This chapter introduces the foundational data structure of the entire library: the Value class in engine.py. You will learn how a simple Python class wraps a scalar number, records its history of operations, and lays the groundwork for automatic differentiation. This is the single most important file in the repository — everything else depends on understanding it.
At its core, `Value` is a thin wrapper around a Python float. But the crucial addition is that every `Value` remembers **how it was created**: which other `Value` objects were its inputs (`_prev`) and what operation produced it (`_op`). This metadata is what makes automatic differentiation possible — it is the computation graph stored implicitly in the objects themselves.
The `__init__` method initializes three important attributes alongside the scalar `data`: `grad` starts at `0.0` (no gradient has been computed yet), `_backward` is a no-op lambda by default (leaf nodes have no children to propagate to), and `_prev` is stored as a `frozenset` of parent nodes. Using a `frozenset` instead of a list is a deliberate choice: the set of parents is unordered and fixed after construction, and immutability prevents accidental mutation of the graph structure.
The `label` attribute is purely for debugging and visualization — it has no role in computation. This separation of concerns (computation vs. display) is a good design habit even in a minimal codebase.
Every arithmetic operation on a `Value` creates a new `Value` that represents the result, and simultaneously defines a **closure** that knows how to backpropagate gradients through that operation. This is the heart of the dynamic computation graph approach: the graph is built lazily, operation by operation, during the ordinary forward computation.

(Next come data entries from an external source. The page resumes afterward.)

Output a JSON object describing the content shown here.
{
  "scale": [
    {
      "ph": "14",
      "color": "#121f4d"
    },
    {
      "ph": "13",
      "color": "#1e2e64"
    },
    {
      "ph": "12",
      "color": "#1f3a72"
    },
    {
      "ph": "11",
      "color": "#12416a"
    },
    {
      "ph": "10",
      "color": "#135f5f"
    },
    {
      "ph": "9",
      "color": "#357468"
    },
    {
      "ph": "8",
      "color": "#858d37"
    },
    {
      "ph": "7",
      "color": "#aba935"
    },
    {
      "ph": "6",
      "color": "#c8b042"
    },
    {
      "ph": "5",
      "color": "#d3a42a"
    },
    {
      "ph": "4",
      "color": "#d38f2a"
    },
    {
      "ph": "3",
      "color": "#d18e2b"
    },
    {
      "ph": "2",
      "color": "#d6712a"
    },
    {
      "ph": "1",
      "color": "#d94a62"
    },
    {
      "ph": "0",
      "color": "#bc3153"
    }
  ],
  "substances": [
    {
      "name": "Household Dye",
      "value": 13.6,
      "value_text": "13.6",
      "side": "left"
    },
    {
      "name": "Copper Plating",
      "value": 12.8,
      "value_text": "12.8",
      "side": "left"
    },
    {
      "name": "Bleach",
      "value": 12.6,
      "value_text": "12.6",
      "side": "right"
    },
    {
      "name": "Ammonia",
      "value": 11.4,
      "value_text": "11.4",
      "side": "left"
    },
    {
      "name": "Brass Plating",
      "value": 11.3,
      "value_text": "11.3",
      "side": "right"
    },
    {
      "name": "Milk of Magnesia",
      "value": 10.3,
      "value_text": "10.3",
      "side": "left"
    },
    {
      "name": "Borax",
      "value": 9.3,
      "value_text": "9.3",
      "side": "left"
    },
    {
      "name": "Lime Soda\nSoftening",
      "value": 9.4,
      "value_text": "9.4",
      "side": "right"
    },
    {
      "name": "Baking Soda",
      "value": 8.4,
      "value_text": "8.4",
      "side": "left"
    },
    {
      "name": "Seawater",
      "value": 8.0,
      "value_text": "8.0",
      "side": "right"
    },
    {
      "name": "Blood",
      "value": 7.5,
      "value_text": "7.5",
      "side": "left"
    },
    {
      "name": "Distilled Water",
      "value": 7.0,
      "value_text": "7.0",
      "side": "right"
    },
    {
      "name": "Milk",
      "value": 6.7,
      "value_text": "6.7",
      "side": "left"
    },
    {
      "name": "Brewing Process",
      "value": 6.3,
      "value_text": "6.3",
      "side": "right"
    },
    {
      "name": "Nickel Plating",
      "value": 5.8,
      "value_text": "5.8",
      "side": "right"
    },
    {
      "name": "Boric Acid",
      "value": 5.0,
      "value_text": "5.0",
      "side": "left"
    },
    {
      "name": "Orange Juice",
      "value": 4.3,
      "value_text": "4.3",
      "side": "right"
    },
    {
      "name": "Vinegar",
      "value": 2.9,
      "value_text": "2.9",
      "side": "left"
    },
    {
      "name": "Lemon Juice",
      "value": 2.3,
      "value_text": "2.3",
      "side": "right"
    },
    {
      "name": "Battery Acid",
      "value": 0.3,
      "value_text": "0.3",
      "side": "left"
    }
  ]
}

Consider `__add__`: it creates an output `Value` whose `data` is `self.data + other.data`. Then it defines a nested function `_backward` that, when called, adds `out.grad` (the gradient flowing in from downstream) to both `self.grad` and `other.grad`. This is a direct application of the **chain rule** — the local gradient of addition with respect to either input is 1, so the upstream gradient passes through unchanged. The closure **captures** `self`, `other`, and `out` by reference, which means it always has access to the current gradient state of those nodes.
Multiplication follows the same pattern but with the product rule: the gradient for `self` is `other.data * out.grad`, and vice versa. Notice that both closures read `.data` at backprop time, not at graph-construction time — this is correct because `data` values are fixed after the forward pass. The `__pow__` operation handles the case where the exponent is a raw Python `int` or `float` (not a `Value`), which is an intentional simplification — raising a `Value` to a `Value` power would require a more complex gradient rule and is not needed for basic neural networks.
The `relu` method implements the Rectified Linear Unit activation function: it returns `max(0, self.data)` wrapped in a new `Value`. The backward closure applies the subgradient rule: if the output was positive, the gradient flows through unchanged; if the output was zero or negative, the gradient is zeroed out (the neuron is 'dead' for this input).
This is implemented with `(out.data > 0) * out.grad` — a neat Python idiom where a boolean is multiplied by a float, yielding either `out.grad` or `0.0`. The `relu` method is defined directly on `Value` rather than being composed from primitives like `max`, because it is a fundamental building block for neural networks and its gradient is simple and well-defined as a special case. More complex activation functions (like `tanh` or `sigmoid`) could be added by the same pattern: define the forward computation, then write the corresponding backward closure.